Si un hijo empieza a interactuar antes a nivel online que a nivel físico, no va a generar habilidades sociales. Lo principal es que comience a ver si el hijo tiene esas habilidades. Entre los diez y los trece años debería hacerlo siempre en un inicio bajo la supervisión de un adulto, ya que, de esa forma, saben cuánto tiempo está el niño en la aplicación y, sobre todo, ese adulto debe ser consciente de la problemática que conllevan las redes sociales, haciéndole ser consciente a su hijo para que lo haga con moderación. Todas las redes sociales tienen su parte positiva, pero tienen también este ámbito negativo. Por ello hay que utilizarlas con responsabilidad y potenciando la parte positiva, siempre sin llegar a caer en esa conducta repetitiva que, al final, va a hacer que su hijo se aisle socialmente y a nivel físico.
—¿Qué recomienda hacer cuando una persona está en una adicción?

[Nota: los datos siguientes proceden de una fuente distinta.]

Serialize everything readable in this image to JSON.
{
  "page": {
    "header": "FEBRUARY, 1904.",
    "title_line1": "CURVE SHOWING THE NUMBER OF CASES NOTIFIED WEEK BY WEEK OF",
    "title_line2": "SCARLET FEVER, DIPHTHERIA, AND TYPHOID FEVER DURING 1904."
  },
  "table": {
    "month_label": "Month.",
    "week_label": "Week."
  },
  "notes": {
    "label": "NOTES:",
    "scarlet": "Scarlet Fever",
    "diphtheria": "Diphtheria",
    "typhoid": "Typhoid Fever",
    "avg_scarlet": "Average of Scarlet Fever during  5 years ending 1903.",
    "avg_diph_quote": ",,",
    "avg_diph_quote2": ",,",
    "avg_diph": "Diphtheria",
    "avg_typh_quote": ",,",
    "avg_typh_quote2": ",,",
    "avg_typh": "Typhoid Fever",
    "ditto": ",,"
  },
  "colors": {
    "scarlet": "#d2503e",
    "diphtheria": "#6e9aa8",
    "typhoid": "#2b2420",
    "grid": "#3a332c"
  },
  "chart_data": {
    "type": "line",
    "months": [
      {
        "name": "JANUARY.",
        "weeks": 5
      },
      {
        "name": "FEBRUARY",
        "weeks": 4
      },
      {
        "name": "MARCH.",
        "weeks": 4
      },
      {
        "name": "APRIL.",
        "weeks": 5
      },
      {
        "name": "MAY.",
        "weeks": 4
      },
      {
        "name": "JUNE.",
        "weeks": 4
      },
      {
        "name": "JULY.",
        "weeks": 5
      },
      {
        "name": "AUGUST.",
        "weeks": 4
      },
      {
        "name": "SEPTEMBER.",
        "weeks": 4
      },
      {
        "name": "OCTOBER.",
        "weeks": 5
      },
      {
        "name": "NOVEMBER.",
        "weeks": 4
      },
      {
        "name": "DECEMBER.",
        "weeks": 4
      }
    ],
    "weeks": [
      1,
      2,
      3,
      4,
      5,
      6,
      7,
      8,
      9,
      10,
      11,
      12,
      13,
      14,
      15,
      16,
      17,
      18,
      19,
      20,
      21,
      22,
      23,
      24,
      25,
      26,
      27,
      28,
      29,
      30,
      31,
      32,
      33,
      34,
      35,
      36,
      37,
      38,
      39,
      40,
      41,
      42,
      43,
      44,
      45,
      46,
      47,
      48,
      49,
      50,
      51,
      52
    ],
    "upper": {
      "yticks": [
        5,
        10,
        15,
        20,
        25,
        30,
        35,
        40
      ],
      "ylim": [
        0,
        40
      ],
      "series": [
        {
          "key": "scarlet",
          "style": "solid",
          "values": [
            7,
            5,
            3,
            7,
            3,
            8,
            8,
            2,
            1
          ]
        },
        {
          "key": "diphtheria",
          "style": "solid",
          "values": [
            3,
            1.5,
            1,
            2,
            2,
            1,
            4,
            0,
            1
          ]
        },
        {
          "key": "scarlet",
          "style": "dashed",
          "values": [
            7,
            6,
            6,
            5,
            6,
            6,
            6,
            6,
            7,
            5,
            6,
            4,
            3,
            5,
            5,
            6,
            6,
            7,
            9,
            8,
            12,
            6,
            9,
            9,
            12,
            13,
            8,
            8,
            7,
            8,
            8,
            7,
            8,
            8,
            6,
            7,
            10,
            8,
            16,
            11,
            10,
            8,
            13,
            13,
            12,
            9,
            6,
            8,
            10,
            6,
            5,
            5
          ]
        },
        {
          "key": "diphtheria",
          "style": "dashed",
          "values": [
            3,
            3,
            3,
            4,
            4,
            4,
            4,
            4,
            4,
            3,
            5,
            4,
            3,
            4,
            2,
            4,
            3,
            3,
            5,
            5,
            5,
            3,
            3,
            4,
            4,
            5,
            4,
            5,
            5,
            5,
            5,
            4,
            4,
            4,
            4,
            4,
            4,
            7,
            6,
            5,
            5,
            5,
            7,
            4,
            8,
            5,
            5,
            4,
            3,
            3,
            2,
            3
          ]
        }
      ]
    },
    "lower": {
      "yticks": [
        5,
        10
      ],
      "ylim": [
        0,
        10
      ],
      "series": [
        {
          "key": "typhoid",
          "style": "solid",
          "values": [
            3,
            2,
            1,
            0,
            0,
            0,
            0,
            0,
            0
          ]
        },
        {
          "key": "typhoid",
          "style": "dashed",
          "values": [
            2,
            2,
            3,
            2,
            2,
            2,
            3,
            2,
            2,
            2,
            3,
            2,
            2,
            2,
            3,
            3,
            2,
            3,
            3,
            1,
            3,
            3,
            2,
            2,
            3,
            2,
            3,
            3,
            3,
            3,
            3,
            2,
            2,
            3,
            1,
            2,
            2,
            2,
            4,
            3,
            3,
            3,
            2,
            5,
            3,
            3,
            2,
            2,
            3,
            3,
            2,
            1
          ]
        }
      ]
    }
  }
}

—Ellos siempre mantienen conductas que sienten que hacen bien. En ese sentido, recomiendo reforzar mucho cuando mi amigo quede conmigo, cuando esté conmigo a nivel físico. Recomiendo darle mucho más apoyo en ese nivel, empoderarlo esos momentos, y hacerle ver que ese momento ha sido mejor que la conversación que hayamos tenido por Whatsapp tres días antes, que ha sido mucho más reconfortante hacerlo en persona. De esa forma, ese amigo va a potenciar y va a repetir más esa conducta al aire libre o a nivel físico que cuando interactúe conmigo a nivel online.